- New next-generation smart manufacturing and technology hub in Europe will serve as a collaborative space for co-developing new cellular ecosystems and production techniques
- Merging all facilities in Tallinn, Estonia into one site will reduce environmental impact and support Ericsson’s Net Zero journey via sustainable operations that cut carbon emissions
- The 50,000-square meter European hub is expected to be operational in early 2026
Ericsson (NASDAQ: ERIC) has set its sights on leading innovation in Europe by building a next-generation smart manufacturing and technology hub in Tallinn, Estonia. The new facility, a green field investment valued at about EUR 155 million (USD 169 million), has sustainability and operational efficiency top of mind.
The plan is to consolidate all of Ericsson’s operations in Estonia into a single, state-of-the art, 50,000 sq m smart hub that comprises test labs, warehouses, production lines, and offices. It will be used for co-developing cellular ecosystems and production techniques mainly with customers and partners in Europe but with global impact on industrialization for volume production. By establishing this European hub, Ericsson will enable a symbiotic relationship between its established R&D in Sweden and manufacturing, where product innovation extends into production and vice versa.
As a first step towards this goal Ericsson, through its Estonian affiliate, has signed a definitive agreement to acquire property to build this smart hub with the transaction expected to close in the fourth quarter of 2024, subject to agreed conditions.
The fully connected hub will be located in Ülemiste City in Tallinn, the largest business park and future-oriented urban area in the Baltics.
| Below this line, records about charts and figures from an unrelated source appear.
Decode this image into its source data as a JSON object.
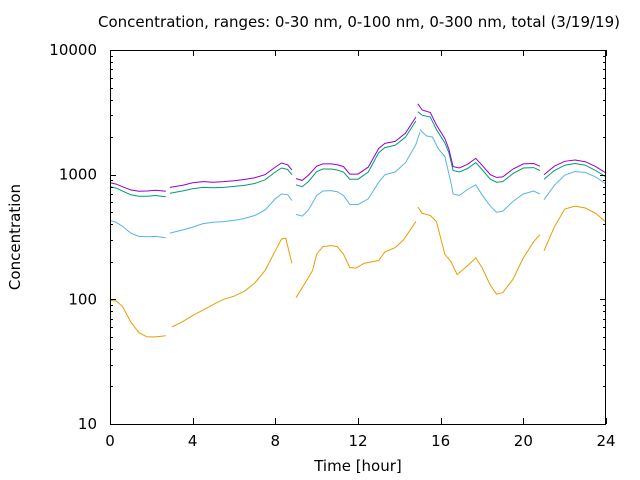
{
  "chart_data": {
    "type": "line",
    "title": "Concentration, ranges: 0-30 nm, 0-100 nm, 0-300 nm, total (3/19/19)",
    "xlabel": "Time [hour]",
    "ylabel": "Concentration",
    "xlim": [
      0,
      24
    ],
    "ylim": [
      10,
      10000
    ],
    "y_scale": "log",
    "grid": false,
    "legend": "none",
    "x_ticks": [
      "0",
      "4",
      "8",
      "12",
      "16",
      "20",
      "24"
    ],
    "y_ticks": [
      "10",
      "100",
      "1000",
      "10000"
    ],
    "x_tick_values": [
      0,
      4,
      8,
      12,
      16,
      20,
      24
    ],
    "y_tick_values": [
      10,
      100,
      1000,
      10000
    ],
    "series": [
      {
        "color": "#e69f00",
        "segments": [
          [
            [
              0.0,
              98
            ],
            [
              0.3,
              97
            ],
            [
              0.6,
              88
            ],
            [
              1.0,
              66
            ],
            [
              1.4,
              54
            ],
            [
              1.8,
              50
            ],
            [
              2.2,
              50
            ],
            [
              2.7,
              51
            ]
          ],
          [
            [
              3.0,
              60
            ],
            [
              3.5,
              66
            ],
            [
              4.0,
              74
            ],
            [
              4.5,
              82
            ],
            [
              5.0,
              91
            ],
            [
              5.5,
              100
            ],
            [
              6.0,
              106
            ],
            [
              6.5,
              116
            ],
            [
              7.0,
              135
            ],
            [
              7.5,
              170
            ],
            [
              8.0,
              245
            ],
            [
              8.3,
              305
            ],
            [
              8.5,
              310
            ],
            [
              8.8,
              195
            ]
          ],
          [
            [
              9.0,
              103
            ],
            [
              9.5,
              140
            ],
            [
              9.8,
              170
            ],
            [
              10.0,
              230
            ],
            [
              10.3,
              265
            ],
            [
              10.7,
              270
            ],
            [
              11.0,
              265
            ],
            [
              11.3,
              230
            ],
            [
              11.6,
              180
            ],
            [
              11.9,
              178
            ],
            [
              12.3,
              195
            ],
            [
              12.7,
              200
            ],
            [
              13.0,
              205
            ],
            [
              13.3,
              240
            ],
            [
              13.8,
              260
            ],
            [
              14.2,
              300
            ],
            [
              14.6,
              375
            ],
            [
              14.8,
              420
            ]
          ],
          [
            [
              14.9,
              550
            ],
            [
              15.1,
              490
            ],
            [
              15.5,
              470
            ],
            [
              15.8,
              420
            ],
            [
              16.2,
              230
            ],
            [
              16.5,
              200
            ],
            [
              16.8,
              158
            ],
            [
              17.2,
              180
            ],
            [
              17.7,
              215
            ],
            [
              18.0,
              180
            ],
            [
              18.4,
              130
            ],
            [
              18.7,
              110
            ],
            [
              19.0,
              113
            ],
            [
              19.5,
              145
            ],
            [
              20.0,
              215
            ],
            [
              20.5,
              290
            ],
            [
              20.8,
              330
            ]
          ],
          [
            [
              21.0,
              245
            ],
            [
              21.5,
              380
            ],
            [
              22.0,
              530
            ],
            [
              22.5,
              560
            ],
            [
              23.0,
              540
            ],
            [
              23.5,
              490
            ],
            [
              24.0,
              415
            ]
          ]
        ]
      },
      {
        "color": "#56b4e9",
        "segments": [
          [
            [
              0.0,
              430
            ],
            [
              0.3,
              415
            ],
            [
              0.6,
              385
            ],
            [
              1.0,
              340
            ],
            [
              1.4,
              320
            ],
            [
              1.8,
              318
            ],
            [
              2.2,
              320
            ],
            [
              2.7,
              312
            ]
          ],
          [
            [
              2.9,
              340
            ],
            [
              3.5,
              360
            ],
            [
              4.0,
              380
            ],
            [
              4.5,
              405
            ],
            [
              5.0,
              415
            ],
            [
              5.5,
              420
            ],
            [
              6.0,
              430
            ],
            [
              6.5,
              445
            ],
            [
              7.0,
              470
            ],
            [
              7.5,
              520
            ],
            [
              8.0,
              640
            ],
            [
              8.3,
              700
            ],
            [
              8.6,
              690
            ],
            [
              8.8,
              620
            ]
          ],
          [
            [
              9.0,
              480
            ],
            [
              9.3,
              465
            ],
            [
              9.6,
              520
            ],
            [
              10.0,
              680
            ],
            [
              10.3,
              740
            ],
            [
              10.7,
              745
            ],
            [
              11.0,
              730
            ],
            [
              11.3,
              680
            ],
            [
              11.6,
              580
            ],
            [
              12.0,
              575
            ],
            [
              12.5,
              640
            ],
            [
              13.0,
              870
            ],
            [
              13.3,
              1000
            ],
            [
              13.8,
              1050
            ],
            [
              14.3,
              1250
            ],
            [
              14.8,
              1750
            ],
            [
              15.0,
              2200
            ]
          ],
          [
            [
              15.0,
              2300
            ],
            [
              15.3,
              2050
            ],
            [
              15.6,
              2000
            ],
            [
              15.9,
              1600
            ],
            [
              16.2,
              1400
            ],
            [
              16.5,
              860
            ],
            [
              16.6,
              700
            ],
            [
              16.9,
              680
            ],
            [
              17.3,
              760
            ],
            [
              17.7,
              830
            ],
            [
              18.0,
              690
            ],
            [
              18.4,
              560
            ],
            [
              18.7,
              500
            ],
            [
              19.0,
              510
            ],
            [
              19.5,
              610
            ],
            [
              20.0,
              700
            ],
            [
              20.5,
              740
            ],
            [
              20.8,
              700
            ]
          ],
          [
            [
              21.0,
              630
            ],
            [
              21.5,
              820
            ],
            [
              22.0,
              990
            ],
            [
              22.5,
              1060
            ],
            [
              23.0,
              1040
            ],
            [
              23.5,
              960
            ],
            [
              24.0,
              840
            ]
          ]
        ]
      },
      {
        "color": "#009e73",
        "segments": [
          [
            [
              0.0,
              800
            ],
            [
              0.3,
              780
            ],
            [
              0.6,
              740
            ],
            [
              1.0,
              690
            ],
            [
              1.4,
              670
            ],
            [
              1.8,
              672
            ],
            [
              2.2,
              680
            ],
            [
              2.7,
              665
            ]
          ],
          [
            [
              2.9,
              710
            ],
            [
              3.5,
              740
            ],
            [
              4.0,
              770
            ],
            [
              4.5,
              790
            ],
            [
              5.0,
              785
            ],
            [
              5.5,
              790
            ],
            [
              6.0,
              805
            ],
            [
              6.5,
              820
            ],
            [
              7.0,
              850
            ],
            [
              7.5,
              910
            ],
            [
              8.0,
              1050
            ],
            [
              8.3,
              1130
            ],
            [
              8.6,
              1100
            ],
            [
              8.8,
              1000
            ]
          ],
          [
            [
              9.0,
              830
            ],
            [
              9.3,
              800
            ],
            [
              9.6,
              880
            ],
            [
              10.0,
              1060
            ],
            [
              10.3,
              1110
            ],
            [
              10.7,
              1110
            ],
            [
              11.0,
              1090
            ],
            [
              11.3,
              1050
            ],
            [
              11.6,
              920
            ],
            [
              12.0,
              920
            ],
            [
              12.5,
              1050
            ],
            [
              13.0,
              1500
            ],
            [
              13.3,
              1650
            ],
            [
              13.8,
              1720
            ],
            [
              14.3,
              2000
            ],
            [
              14.8,
              2700
            ]
          ],
          [
            [
              14.9,
              3200
            ],
            [
              15.1,
              3000
            ],
            [
              15.5,
              2900
            ],
            [
              15.8,
              2300
            ],
            [
              16.2,
              1800
            ],
            [
              16.4,
              1500
            ],
            [
              16.6,
              1080
            ],
            [
              16.9,
              1050
            ],
            [
              17.3,
              1120
            ],
            [
              17.7,
              1250
            ],
            [
              18.0,
              1100
            ],
            [
              18.4,
              920
            ],
            [
              18.7,
              870
            ],
            [
              19.0,
              880
            ],
            [
              19.5,
              1020
            ],
            [
              20.0,
              1130
            ],
            [
              20.5,
              1140
            ],
            [
              20.8,
              1080
            ]
          ],
          [
            [
              21.0,
              920
            ],
            [
              21.5,
              1080
            ],
            [
              22.0,
              1190
            ],
            [
              22.5,
              1230
            ],
            [
              23.0,
              1190
            ],
            [
              23.5,
              1080
            ],
            [
              24.0,
              960
            ]
          ]
        ]
      },
      {
        "color": "#9400d3",
        "segments": [
          [
            [
              0.0,
              860
            ],
            [
              0.3,
              840
            ],
            [
              0.6,
              800
            ],
            [
              1.0,
              755
            ],
            [
              1.4,
              735
            ],
            [
              1.8,
              740
            ],
            [
              2.2,
              750
            ],
            [
              2.7,
              735
            ]
          ],
          [
            [
              2.9,
              790
            ],
            [
              3.5,
              820
            ],
            [
              4.0,
              860
            ],
            [
              4.5,
              880
            ],
            [
              5.0,
              870
            ],
            [
              5.5,
              880
            ],
            [
              6.0,
              895
            ],
            [
              6.5,
              915
            ],
            [
              7.0,
              945
            ],
            [
              7.5,
              1000
            ],
            [
              8.0,
              1150
            ],
            [
              8.3,
              1240
            ],
            [
              8.6,
              1200
            ],
            [
              8.8,
              1090
            ]
          ],
          [
            [
              9.0,
              930
            ],
            [
              9.3,
              900
            ],
            [
              9.6,
              990
            ],
            [
              10.0,
              1170
            ],
            [
              10.3,
              1220
            ],
            [
              10.7,
              1220
            ],
            [
              11.0,
              1200
            ],
            [
              11.3,
              1160
            ],
            [
              11.6,
              1010
            ],
            [
              12.0,
              1010
            ],
            [
              12.5,
              1150
            ],
            [
              13.0,
              1620
            ],
            [
              13.3,
              1780
            ],
            [
              13.8,
              1850
            ],
            [
              14.3,
              2150
            ],
            [
              14.8,
              2900
            ]
          ],
          [
            [
              14.9,
              3700
            ],
            [
              15.1,
              3300
            ],
            [
              15.5,
              3150
            ],
            [
              15.8,
              2500
            ],
            [
              16.2,
              1950
            ],
            [
              16.4,
              1600
            ],
            [
              16.6,
              1160
            ],
            [
              16.9,
              1130
            ],
            [
              17.3,
              1210
            ],
            [
              17.7,
              1350
            ],
            [
              18.0,
              1190
            ],
            [
              18.4,
              1000
            ],
            [
              18.7,
              950
            ],
            [
              19.0,
              960
            ],
            [
              19.5,
              1110
            ],
            [
              20.0,
              1220
            ],
            [
              20.5,
              1230
            ],
            [
              20.8,
              1170
            ]
          ],
          [
            [
              21.0,
              1000
            ],
            [
              21.5,
              1170
            ],
            [
              22.0,
              1280
            ],
            [
              22.5,
              1310
            ],
            [
              23.0,
              1270
            ],
            [
              23.5,
              1160
            ],
            [
              24.0,
              1030
            ]
          ]
        ]
      }
    ]
  }
}
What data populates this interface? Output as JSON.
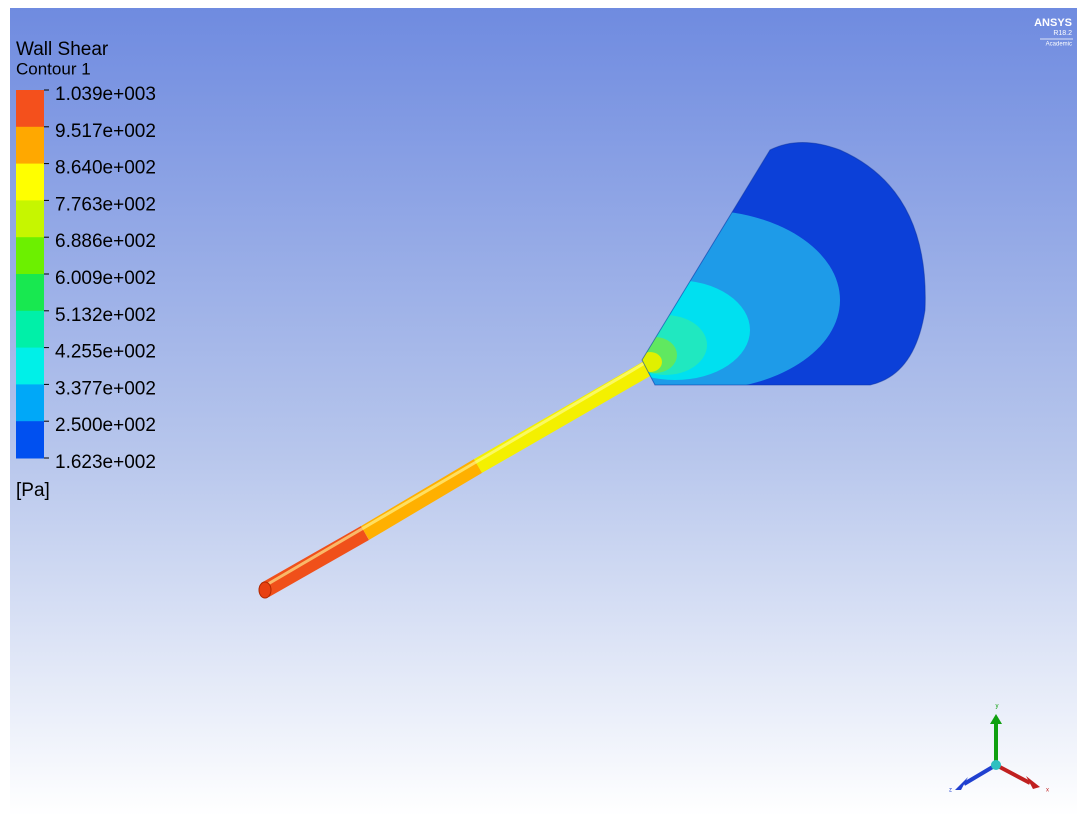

The new European hub is expected to be operational in early 2026, with Ericsson’s ambitions of it becoming LEED* Gold-certified during the same year.
Fredrik Jejdling, Executive Vice President and Head of Networks, Ericsson, says: “This move is in line with Ericsson’s long-term strategy for a more resilient and sustainable supply chain, significantly reducing our carbon footprint and harnessing the power of 5G for smart manufacturing. Our entire production landscape globally is being digitalized and, as we have done in the U.S., this will strengthen the link between our R&D and new product introduction to ensure every product we manufacture not only benefits our customers but are also produced with as low environmental impact as possible.”
The new European hub is expected to reduce its carbon emissions by up to 70 percent compared to all four existing facilities in Tallinn. It will support Ericsson’s 2030 target to be Net Zero in its own operations through highly sustainable and energy-efficient design including the use of low embodied carbon wooden glulam beams, ensuring structural strength while minimizing environmental impact, and a solar farm on the roof.
Ericsson is also supporting communications service providers (CSPs) in their Net Zero journeys with the most energy-efficient portfolio in the market. By upgrading existing 4G sites to 5G, CSPs can increase their network capacity by up to 10 times while reducing energy consumption by more than 30 percent.
“We are committed to being at the forefront of sustainable operations in Europe as we revolutionize our manufacturing process jointly with our partners and customers, and support the scale up of 5G deployment,” Jejdling says. “This smart hub will be powered 100 percent by renewable electricity and built with optimal efficiency through AI, machine learning, robotics, and other advanced Industry 4.0 technologies. In addition, we aim to attract local and European talent by creating an environment that fosters collaboration, innovation, employee wellbeing, diversity, and inclusion.”
Ericsson has currently more than 2,200 employees in Estonia, including engineers and experts in AI and machine learning. The existing factory plays a strategic role in Ericsson’s global supply footprint, accounting for more than 40 percent of the industrialization of Ericsson 5G products.
Tiit Riisalo, Minister of Economic Affairs and Information Technology of Estonia, says: “Ericsson’s decision to establish a high-tech, smart manufacturing and technology hub in the forward-looking Ülemiste City, stands as a prime illustration of the economy’s next generation for Estonia. It serves as a concrete demonstration of Estonia’s commitment to the green transition, our robust ties to emerging technologies, and the creation of an ecosystem that fosters innovation for other companies as well.”